Lo ha comunicato il sindaco Riccardo Rossi, che parla di un leggero rallentamento nell'aumento dei contagi. "Le misure adottate sono necessarie, continuiamo a seguire comportamenti corretti"

Federico Sanapo
27/11/2020
Attualità
Condividi su:

Pubblichiamo il comunicato del sindaco di Brindisi, Riccardo Rossi, circa la situazione epidemiologica nel capoluogo di provincia adriatico. La Prefettura ha comunicato al primo cittadino i nuovi dati del contagio. 

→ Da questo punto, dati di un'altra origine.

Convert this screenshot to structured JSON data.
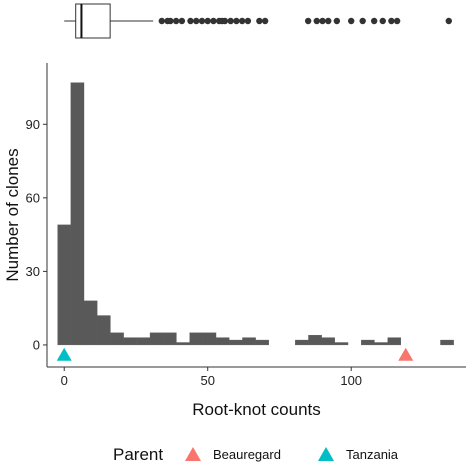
{
  "chart_data": {
    "type": "bar",
    "subtype": "histogram",
    "xlabel": "Root-knot counts",
    "ylabel": "Number of clones",
    "xlim": [
      -6,
      140
    ],
    "ylim": [
      -9,
      115
    ],
    "x_ticks": [
      0,
      50,
      100
    ],
    "y_ticks": [
      0,
      30,
      60,
      90
    ],
    "grid": false,
    "bar_color": "#595959",
    "bin_width": 4.6,
    "bins": [
      {
        "start": -2.3,
        "end": 2.3,
        "count": 49
      },
      {
        "start": 2.3,
        "end": 6.9,
        "count": 107
      },
      {
        "start": 6.9,
        "end": 11.5,
        "count": 18
      },
      {
        "start": 11.5,
        "end": 16.1,
        "count": 12
      },
      {
        "start": 16.1,
        "end": 20.7,
        "count": 5
      },
      {
        "start": 20.7,
        "end": 25.3,
        "count": 3
      },
      {
        "start": 25.3,
        "end": 29.9,
        "count": 3
      },
      {
        "start": 29.9,
        "end": 34.5,
        "count": 5
      },
      {
        "start": 34.5,
        "end": 39.1,
        "count": 5
      },
      {
        "start": 39.1,
        "end": 43.7,
        "count": 1
      },
      {
        "start": 43.7,
        "end": 48.3,
        "count": 5
      },
      {
        "start": 48.3,
        "end": 52.9,
        "count": 5
      },
      {
        "start": 52.9,
        "end": 57.5,
        "count": 3
      },
      {
        "start": 57.5,
        "end": 62.1,
        "count": 2
      },
      {
        "start": 62.1,
        "end": 66.7,
        "count": 3
      },
      {
        "start": 66.7,
        "end": 71.3,
        "count": 2
      },
      {
        "start": 71.3,
        "end": 75.9,
        "count": 0
      },
      {
        "start": 75.9,
        "end": 80.5,
        "count": 0
      },
      {
        "start": 80.5,
        "end": 85.1,
        "count": 2
      },
      {
        "start": 85.1,
        "end": 89.7,
        "count": 4
      },
      {
        "start": 89.7,
        "end": 94.3,
        "count": 3
      },
      {
        "start": 94.3,
        "end": 98.9,
        "count": 1
      },
      {
        "start": 98.9,
        "end": 103.5,
        "count": 0
      },
      {
        "start": 103.5,
        "end": 108.1,
        "count": 2
      },
      {
        "start": 108.1,
        "end": 112.7,
        "count": 1
      },
      {
        "start": 112.7,
        "end": 117.3,
        "count": 3
      },
      {
        "start": 117.3,
        "end": 121.9,
        "count": 0
      },
      {
        "start": 121.9,
        "end": 126.5,
        "count": 0
      },
      {
        "start": 126.5,
        "end": 131.1,
        "count": 0
      },
      {
        "start": 131.1,
        "end": 135.7,
        "count": 2
      }
    ],
    "boxplot": {
      "whisker_low": 0,
      "q1": 4,
      "median": 6,
      "q3": 16,
      "whisker_high": 31,
      "outliers": [
        34,
        36,
        37,
        39,
        41,
        44,
        46,
        48,
        50,
        52,
        54,
        55,
        56,
        58,
        60,
        62,
        64,
        68,
        70,
        85,
        88,
        90,
        92,
        95,
        100,
        104,
        108,
        111,
        114,
        116,
        134
      ]
    },
    "parents": [
      {
        "name": "Beauregard",
        "x": 119,
        "color": "#F8766D"
      },
      {
        "name": "Tanzania",
        "x": 0,
        "color": "#00BFC4"
      }
    ],
    "legend": {
      "title": "Parent",
      "placement": "bottom",
      "entries": [
        "Beauregard",
        "Tanzania"
      ]
    }
  }
}
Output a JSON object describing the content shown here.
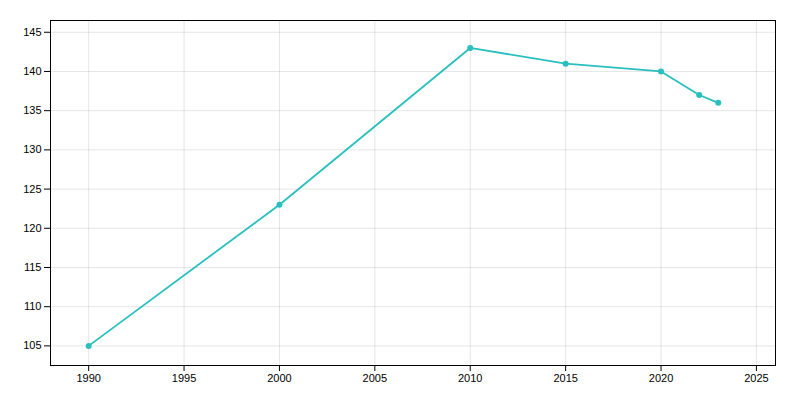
{
  "chart_data": {
    "type": "line",
    "x": [
      1990,
      2000,
      2010,
      2015,
      2020,
      2022,
      2023
    ],
    "values": [
      105,
      123,
      143,
      141,
      140,
      137,
      136
    ],
    "color": "#2abfbf",
    "marker": "circle",
    "xlim": [
      1988,
      2026
    ],
    "ylim": [
      102.5,
      146.5
    ],
    "xticks": [
      1990,
      1995,
      2000,
      2005,
      2010,
      2015,
      2020,
      2025
    ],
    "yticks": [
      105,
      110,
      115,
      120,
      125,
      130,
      135,
      140,
      145
    ],
    "grid": true
  }
}
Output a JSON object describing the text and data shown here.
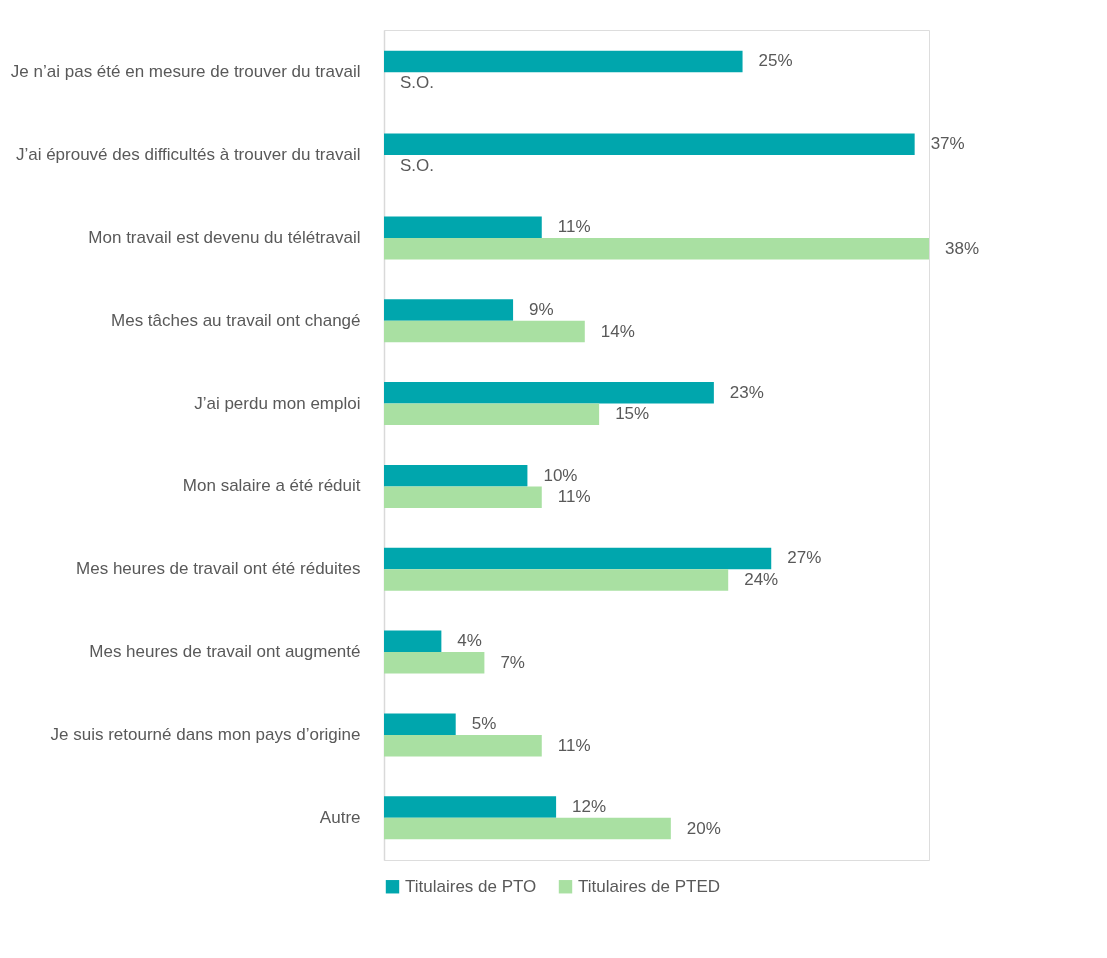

AGGIORNAMENTO ANDAMENTO EPIDEMIOLOGICO IN CITTA'

Vi aggiorno sull’andamento epidemiologico nella città di Brindisi, sulla base dell’ultimo resoconto ricevuto dalla Prefettura e aggiornato al 26 novembre 2020.

Abbiamo in città 523 positivi e 137 persone in quarantena.

L’incidenza dei positivi per fascia di età è la seguente:

0-10 anni: 17 positivi

11-20 anni: 57 positivi

21-30 anni: 41 positivi

31-40 anni: 59 positivi

41-50 anni: 102 positivi

51-60 anni: 110 positivi

61-70 anni: 59 positivi

71-80 anni: 55 positivi

81-90 anni: 17 positivi

Con più di 90 anni: 6 positivi.

Da ieri l’Asl ha attivato le sei USCA (Unità Speciali di Continuità Assistenziale) nel territorio di Brindisi, due nella nostra città, le Unità speciali sono operative tutti i giorni dalle ore 8 alle 20.

Sono il medico e il pediatra di base a segnalare alle USCA casi accertati o sospetti di Covid tra i loro assistiti. Il medico di famiglia concorda con il medico USCA la strategia decisionale a domicilio, con relativa terapia ed eventuali analisi.

Dai dati emerge che la curva dei contagi è ancora in crescita, ma ha un rallentamento rispetto alla seconda metà del mese di ottobre e alle prime due settimane di novembre.

Questo rallentamento ci fa capire che le misure adottate sono necessarie, noi continuiamo a seguire comportamenti corretti, usiamo la mascherina e rispettiamo il distanziamento.